The other area of development is on Shandong’s south coast around the old missionary town of Qingdao (Tsingtao).  Huadong winery was established by Hong Kong businessman Michael Parry using foreign expertise from Australia and modern investment, but their Chardonnay and Rieslings were pale lean imitations of European equivalents.

Sainsbury’s Noble Dragon red is made by China’s oldest wine company, Changyu which was established in 1892 by overseas diplomat Zhang Bishi who imported plants from USA.  Today Changyu Pioneer Wine Company is one of the world’s ten largest wine companies (90,000 tonnes of wine) with vineyard holdings in Shandong, Ningxia and Liaoning provinces – and recently expanded overseas with Chateau Changyu-Kely in New Zealand.

Noble Dragon is made principally from a grape called Cabernet Gernischt, from Changyu’s 1400 hectares of this grape in Shandong, with a little Cabernet Sauvignon to add structure to the blend.

Cabernet Gernischt is a grape name you may well have never encountered.  This is the Chinese name for a grape which for many years was thought to be Cabernet Franc, but was recently discovered by Swiss grape geneticist Jose Vouillamoz to be none other than Carmenere (also found in France and Chile).  It has been grown in Wuhai Valley in Inner Mongolia in China since the 1800s.  In China it makes a lighter earthier red than any Chilean Carmenere, but still with the grape’s characteristic green hints, soyasauce and spice. 

Chinese winegrowers have learnt quickly that reducing yields of Cabernet Gernischt can help physiological ripeness and using other Bordeaux varietals in the blend softens or adds structure.  Getting their Cabernet varietals to ripen is a big challenge in Shandong – and the Chinese experiment with residual sugar levels and added tannins to help create approachable styles.

Pula Valley Winery Chateau Yantai ChinaSainsbury’s say they are aiming to broaden customers’ horizons.  With China the second largest producer of grapes in the world (ahead of France) – it was only a matter of time before UK supermarkets would start listing western-style Asian wines.

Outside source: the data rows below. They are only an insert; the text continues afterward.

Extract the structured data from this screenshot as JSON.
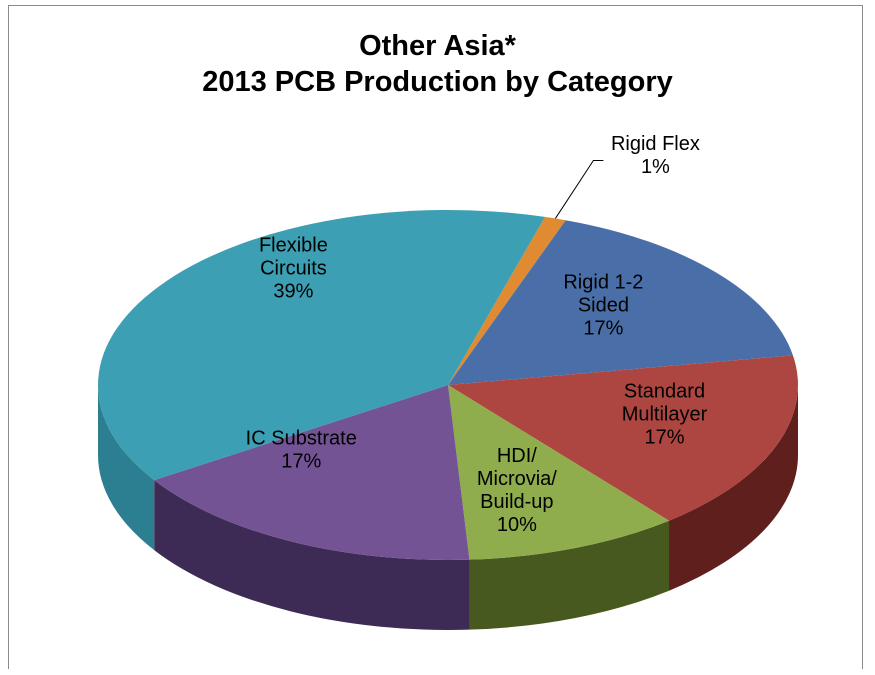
{
  "chart_data": {
    "type": "pie",
    "style": "3d",
    "title_lines": [
      "Other Asia*",
      "2013 PCB Production by Category"
    ],
    "slices": [
      {
        "name": "Rigid Flex",
        "label_lines": [
          "Rigid Flex"
        ],
        "value": 1,
        "value_label": "1%",
        "color": "#e08a32",
        "side_color": "#9c5a1c"
      },
      {
        "name": "Rigid 1-2 Sided",
        "label_lines": [
          "Rigid 1-2",
          "Sided"
        ],
        "value": 17,
        "value_label": "17%",
        "color": "#4a6fa8",
        "side_color": "#2e4670"
      },
      {
        "name": "Standard Multilayer",
        "label_lines": [
          "Standard",
          "Multilayer"
        ],
        "value": 17,
        "value_label": "17%",
        "color": "#ad4541",
        "side_color": "#5e1f1d"
      },
      {
        "name": "HDI/ Microvia/ Build-up",
        "label_lines": [
          "HDI/",
          "Microvia/",
          "Build-up"
        ],
        "value": 10,
        "value_label": "10%",
        "color": "#8fad4c",
        "side_color": "#48591f"
      },
      {
        "name": "IC Substrate",
        "label_lines": [
          "IC Substrate"
        ],
        "value": 17,
        "value_label": "17%",
        "color": "#735394",
        "side_color": "#3e2b55"
      },
      {
        "name": "Flexible Circuits",
        "label_lines": [
          "Flexible",
          "Circuits"
        ],
        "value": 39,
        "value_label": "39%",
        "color": "#3c9fb3",
        "side_color": "#2c7f90"
      }
    ]
  }
}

“For anyone who usually enjoys traditional Cabernet Sauvignon blends from Bordeaux then this is a good option to broaden your horizons. It will go brilliantly with both Asian meat-based dishes as well as a traditional English roast” says Georgia Nidd of Sainsbury’s.


CHANGYU NOBLE DRAGON 2013
Alcohol: 12%
Grapes: Cabernet Gernischt with Cabernet Sauvignon
Price: £8
Stockist: Sainsbury’s

Tasting note: Herbal blackfruit aromas will remind you initially of claret, but there the similarity ends.  The palate is light, initially sweet generous ripe herby fruits, cedary hints from small oak maturation.  The mid-palate is leafy with earthy notes and dry with brusque tannins on the finish.  I found it surprisingly drinkable and was impressed by the improved quality since my last visit to Changyu in Yantai.  Definitely worth a try.